On Fri, Mar 09, 2018 at 08:34:14AM +0000, Lee Jones wrote:
On Thu, 08 Mar 2018, Mark Brown wrote:
Linux. Clocks are a big issue with audio stuff, right now sections of the clock tree get handled in the CODEC driver but we're going to want to push them out to a clock driver so we're not reimplementing handling for clocks.
How is the CODEC controlled? Does it have its own registers? I guess by "it's not a separate device or IP" you mean that it doesn't. But that begs the question, how does this then device differ from all the other devices (adc, battery, charger, regulator, rtc, pwrbutton, usb-phy and led)?
I'm not convinced that this is a particularly good idea for the other functions but anyway... the big thing here is that in these devices the CODEC is generally not the level that the IP is created at, it's a collection of interlinked IPs which usually includes not only audio stuff but also some clocking stuff. The repeatable blocks that could get reused independently are generally a level down from the CODEC level, for example if you look at something like wm8994 there's a couple of identical FLL IPs which could make sense to enumerate individually in the DT. The top level generally doesn't get reused and is purely an encoding of what Linux is currently doing.
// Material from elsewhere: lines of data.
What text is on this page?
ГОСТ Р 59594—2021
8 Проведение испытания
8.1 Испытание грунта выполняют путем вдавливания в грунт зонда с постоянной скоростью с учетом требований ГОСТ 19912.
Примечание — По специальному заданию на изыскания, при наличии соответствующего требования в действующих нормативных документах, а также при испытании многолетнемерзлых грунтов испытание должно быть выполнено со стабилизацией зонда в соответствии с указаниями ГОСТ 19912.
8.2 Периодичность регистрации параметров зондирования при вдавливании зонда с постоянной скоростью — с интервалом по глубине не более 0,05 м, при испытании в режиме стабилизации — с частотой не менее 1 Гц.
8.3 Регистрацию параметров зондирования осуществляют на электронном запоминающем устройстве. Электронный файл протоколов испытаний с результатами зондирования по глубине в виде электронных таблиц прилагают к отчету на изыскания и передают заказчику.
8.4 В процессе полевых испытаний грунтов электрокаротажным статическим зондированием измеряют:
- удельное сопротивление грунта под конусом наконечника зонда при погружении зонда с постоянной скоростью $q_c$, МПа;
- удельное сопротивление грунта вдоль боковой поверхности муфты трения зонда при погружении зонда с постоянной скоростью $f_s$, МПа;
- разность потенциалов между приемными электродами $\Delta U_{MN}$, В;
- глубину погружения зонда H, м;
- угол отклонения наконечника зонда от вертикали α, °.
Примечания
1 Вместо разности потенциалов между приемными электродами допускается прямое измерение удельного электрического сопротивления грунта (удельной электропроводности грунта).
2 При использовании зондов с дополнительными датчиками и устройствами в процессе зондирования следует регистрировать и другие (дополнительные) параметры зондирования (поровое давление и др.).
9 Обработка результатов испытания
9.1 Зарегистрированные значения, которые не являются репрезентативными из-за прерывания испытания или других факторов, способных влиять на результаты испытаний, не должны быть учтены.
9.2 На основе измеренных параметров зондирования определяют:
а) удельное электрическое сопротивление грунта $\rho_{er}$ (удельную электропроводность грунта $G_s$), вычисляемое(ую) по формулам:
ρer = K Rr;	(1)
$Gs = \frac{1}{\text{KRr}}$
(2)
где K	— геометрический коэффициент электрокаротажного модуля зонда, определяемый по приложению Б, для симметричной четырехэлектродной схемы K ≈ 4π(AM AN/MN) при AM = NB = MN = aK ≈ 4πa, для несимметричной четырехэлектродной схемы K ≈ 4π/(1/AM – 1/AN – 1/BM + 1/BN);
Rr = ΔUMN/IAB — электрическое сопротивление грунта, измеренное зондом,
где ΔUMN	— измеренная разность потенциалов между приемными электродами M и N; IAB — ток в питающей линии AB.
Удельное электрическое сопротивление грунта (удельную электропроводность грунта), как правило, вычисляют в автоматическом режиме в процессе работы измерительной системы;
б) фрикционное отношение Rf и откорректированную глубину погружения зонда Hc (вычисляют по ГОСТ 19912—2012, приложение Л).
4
Regulators have a bit of this going on as well - you can see it in the wm831x series of drivers where the devices have a bunch of consistently defined regulators that are laid out in various configurations so we have one platform device per physical regulator (not sure if that ever got converted to DT).
Most of the other things you list are more at the level of the FLL where it's a single thing doing a single task that is likely to be repeated somewhere else as a block so there's more sense, though how often that actually happens can be questionable.
I'm asking, not to be awkward, but to avoid 50 lines of potentially unnecessary static code. If this is a real (sub-)device, even if it's part of a larger, single device (MFD) then there is no reason why it can't be represented as a single, albeit empty node.
It never used to be that complicated to define MFD functions? It was a data table and then a function call to register the table en masse. Certainly not anything it's worth defining an ABI to avoid.